Toutefois, avant de nous projeter vers un nouveau monde économique, nous devons identifier le risque à très court terme, né de la crise énergétique, qui touche l’Europe infiniment plus que l’Amérique du Nord. Sans le gaz russe, nous risquons une véritable paralysie économique. Un propos résume l’affaire : le patron de BASF, le plus grand producteur chimique mondial avec l’Américain DuPont de Nemours, a affirmé que, s’il ne disposait plus du gaz russe, il n’aurait qu’à déposer son bilan.

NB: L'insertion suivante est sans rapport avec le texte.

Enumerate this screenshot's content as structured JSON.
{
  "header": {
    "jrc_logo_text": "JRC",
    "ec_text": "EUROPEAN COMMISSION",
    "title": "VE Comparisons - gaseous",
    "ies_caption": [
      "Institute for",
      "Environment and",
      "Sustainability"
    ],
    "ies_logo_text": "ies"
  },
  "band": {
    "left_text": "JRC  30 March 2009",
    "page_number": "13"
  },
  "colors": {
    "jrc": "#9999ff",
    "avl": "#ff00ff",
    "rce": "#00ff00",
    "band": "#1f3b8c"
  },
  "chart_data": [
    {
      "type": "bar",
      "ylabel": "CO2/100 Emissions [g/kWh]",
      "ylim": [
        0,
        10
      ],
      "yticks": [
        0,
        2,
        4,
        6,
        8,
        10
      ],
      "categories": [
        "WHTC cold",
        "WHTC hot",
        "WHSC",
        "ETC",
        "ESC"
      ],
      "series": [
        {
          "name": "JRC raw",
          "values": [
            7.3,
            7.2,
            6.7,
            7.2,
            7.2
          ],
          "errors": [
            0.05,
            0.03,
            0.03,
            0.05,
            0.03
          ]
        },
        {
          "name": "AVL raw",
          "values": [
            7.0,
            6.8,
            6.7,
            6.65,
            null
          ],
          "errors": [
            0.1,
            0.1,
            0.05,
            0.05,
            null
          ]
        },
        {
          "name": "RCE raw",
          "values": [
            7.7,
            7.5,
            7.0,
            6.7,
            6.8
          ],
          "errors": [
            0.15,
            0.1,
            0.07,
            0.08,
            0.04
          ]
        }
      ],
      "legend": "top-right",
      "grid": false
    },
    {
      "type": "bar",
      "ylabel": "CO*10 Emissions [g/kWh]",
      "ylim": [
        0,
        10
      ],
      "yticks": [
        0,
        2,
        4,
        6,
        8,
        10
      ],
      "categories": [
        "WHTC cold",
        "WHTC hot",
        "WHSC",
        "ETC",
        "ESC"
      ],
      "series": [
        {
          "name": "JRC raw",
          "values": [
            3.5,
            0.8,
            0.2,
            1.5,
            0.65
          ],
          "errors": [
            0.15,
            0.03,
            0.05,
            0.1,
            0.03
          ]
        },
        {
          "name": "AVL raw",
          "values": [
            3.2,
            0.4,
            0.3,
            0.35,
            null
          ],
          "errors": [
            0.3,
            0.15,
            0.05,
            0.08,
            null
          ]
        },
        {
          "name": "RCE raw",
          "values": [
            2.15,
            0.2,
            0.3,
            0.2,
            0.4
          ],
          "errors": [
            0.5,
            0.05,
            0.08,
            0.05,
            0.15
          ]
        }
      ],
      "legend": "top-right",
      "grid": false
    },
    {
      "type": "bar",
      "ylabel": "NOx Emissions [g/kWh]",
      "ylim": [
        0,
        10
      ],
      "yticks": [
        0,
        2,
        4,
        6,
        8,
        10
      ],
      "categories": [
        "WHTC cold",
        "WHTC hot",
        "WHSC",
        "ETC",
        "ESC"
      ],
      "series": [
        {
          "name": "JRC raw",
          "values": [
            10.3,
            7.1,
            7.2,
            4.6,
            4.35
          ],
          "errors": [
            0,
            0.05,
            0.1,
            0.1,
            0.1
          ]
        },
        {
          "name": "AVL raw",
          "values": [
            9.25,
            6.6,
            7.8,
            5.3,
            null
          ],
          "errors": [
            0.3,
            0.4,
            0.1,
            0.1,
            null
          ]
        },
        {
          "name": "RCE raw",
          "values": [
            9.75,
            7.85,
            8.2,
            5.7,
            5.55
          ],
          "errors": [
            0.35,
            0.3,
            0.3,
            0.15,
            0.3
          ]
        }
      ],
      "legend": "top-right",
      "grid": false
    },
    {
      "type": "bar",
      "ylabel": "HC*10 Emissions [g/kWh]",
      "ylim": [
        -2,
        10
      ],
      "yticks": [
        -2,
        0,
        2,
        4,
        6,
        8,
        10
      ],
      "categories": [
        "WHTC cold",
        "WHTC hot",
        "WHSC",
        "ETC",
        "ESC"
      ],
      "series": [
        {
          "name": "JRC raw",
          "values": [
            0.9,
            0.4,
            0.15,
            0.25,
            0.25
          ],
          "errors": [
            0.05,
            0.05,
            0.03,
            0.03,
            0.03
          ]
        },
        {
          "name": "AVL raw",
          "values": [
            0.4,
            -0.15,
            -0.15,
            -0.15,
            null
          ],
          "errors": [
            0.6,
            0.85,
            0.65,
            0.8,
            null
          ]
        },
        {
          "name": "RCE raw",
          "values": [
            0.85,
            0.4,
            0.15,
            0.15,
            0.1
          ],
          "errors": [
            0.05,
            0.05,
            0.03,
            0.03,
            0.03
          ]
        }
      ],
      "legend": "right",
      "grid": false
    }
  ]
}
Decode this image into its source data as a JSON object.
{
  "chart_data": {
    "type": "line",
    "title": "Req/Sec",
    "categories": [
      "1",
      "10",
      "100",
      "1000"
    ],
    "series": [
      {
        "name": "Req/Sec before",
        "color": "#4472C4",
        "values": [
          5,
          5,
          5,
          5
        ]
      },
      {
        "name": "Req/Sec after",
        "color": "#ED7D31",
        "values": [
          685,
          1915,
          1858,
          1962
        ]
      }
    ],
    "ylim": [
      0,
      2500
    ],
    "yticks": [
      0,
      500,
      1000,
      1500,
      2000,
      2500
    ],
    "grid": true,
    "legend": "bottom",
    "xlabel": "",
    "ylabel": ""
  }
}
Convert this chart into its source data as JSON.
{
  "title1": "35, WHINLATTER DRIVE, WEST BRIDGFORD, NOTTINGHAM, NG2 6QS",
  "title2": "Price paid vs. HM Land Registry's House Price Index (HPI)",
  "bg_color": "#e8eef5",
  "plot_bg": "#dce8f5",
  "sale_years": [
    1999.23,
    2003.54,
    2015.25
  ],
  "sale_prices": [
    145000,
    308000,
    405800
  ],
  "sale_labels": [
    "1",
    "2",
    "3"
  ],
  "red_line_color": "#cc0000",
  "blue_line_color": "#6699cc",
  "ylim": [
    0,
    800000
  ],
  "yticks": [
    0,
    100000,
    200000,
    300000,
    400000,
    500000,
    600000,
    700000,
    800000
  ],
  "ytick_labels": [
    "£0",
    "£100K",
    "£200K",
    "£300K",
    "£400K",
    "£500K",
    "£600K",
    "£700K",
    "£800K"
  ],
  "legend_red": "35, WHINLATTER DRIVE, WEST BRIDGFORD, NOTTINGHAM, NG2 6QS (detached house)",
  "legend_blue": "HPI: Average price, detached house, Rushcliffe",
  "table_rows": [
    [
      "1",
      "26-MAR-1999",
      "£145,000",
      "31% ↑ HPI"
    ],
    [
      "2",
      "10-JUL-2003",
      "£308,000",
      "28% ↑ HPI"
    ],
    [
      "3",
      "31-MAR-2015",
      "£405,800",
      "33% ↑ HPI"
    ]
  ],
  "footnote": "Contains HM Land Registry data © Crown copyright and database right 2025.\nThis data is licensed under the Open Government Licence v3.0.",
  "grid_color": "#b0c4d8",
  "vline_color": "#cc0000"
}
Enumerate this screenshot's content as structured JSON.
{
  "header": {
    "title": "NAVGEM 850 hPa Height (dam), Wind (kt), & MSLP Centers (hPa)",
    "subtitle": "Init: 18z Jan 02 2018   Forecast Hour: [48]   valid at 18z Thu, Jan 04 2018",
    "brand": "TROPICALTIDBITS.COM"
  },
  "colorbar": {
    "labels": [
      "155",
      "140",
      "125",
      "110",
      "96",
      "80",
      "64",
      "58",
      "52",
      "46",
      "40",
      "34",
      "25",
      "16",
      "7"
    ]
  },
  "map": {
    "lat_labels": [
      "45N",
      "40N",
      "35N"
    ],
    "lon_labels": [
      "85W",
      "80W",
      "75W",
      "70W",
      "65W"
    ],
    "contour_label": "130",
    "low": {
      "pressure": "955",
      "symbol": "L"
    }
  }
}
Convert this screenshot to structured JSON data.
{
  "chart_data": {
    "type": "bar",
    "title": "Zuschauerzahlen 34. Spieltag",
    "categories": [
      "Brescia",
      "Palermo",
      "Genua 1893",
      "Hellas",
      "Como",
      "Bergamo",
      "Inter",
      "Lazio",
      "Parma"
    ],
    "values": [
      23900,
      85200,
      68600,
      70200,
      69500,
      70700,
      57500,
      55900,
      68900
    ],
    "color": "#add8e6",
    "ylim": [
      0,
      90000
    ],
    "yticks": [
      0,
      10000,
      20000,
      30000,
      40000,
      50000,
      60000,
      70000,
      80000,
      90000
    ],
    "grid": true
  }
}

Il faudrait donc que les dirigeants européens mangent leur chapeau en renonçant aux sanctions proprement économiques voire, mieux encore, comme les y invite l’ancien chancelier Schröder, en mettant en service le gazoduc Nord Stream 2. Pour l’instant, les propos du président français comme ceux du président du Medef ou du ministre de l’Économie allemand ne le laissent pas présager. Au nom d’un idéal politique, ils appellent au sacrifice des populations, sans se soucier le moins du monde de leur avis. Mais ils ne voient pas qu’au-delà des sacrifices, c’est l’édifice européen et la viabilité de l’euro qui sont désormais en question. Ils ne voient pas la contradiction entre l’engagement contre la Russie aux côtés de Londres et de Washington, et l’engagement européen proprement dit, entre l’interventionnisme occidental de caractère moral et la préservation économique et politique du système européen. Il leur reste quelques semaines pour réviser leur copie et changer de trajectoire.
[1] Voir l’entretien donné par Jean-Michel Quatrepoint au Figaro en date du 3 juin dernier.
[2] Le déficit commercial de la France n’a cessé de s’aggraver, malgré Airbus et les exportations d’armement. Il se situe, en tendance, à 120 milliards d’euros annuels.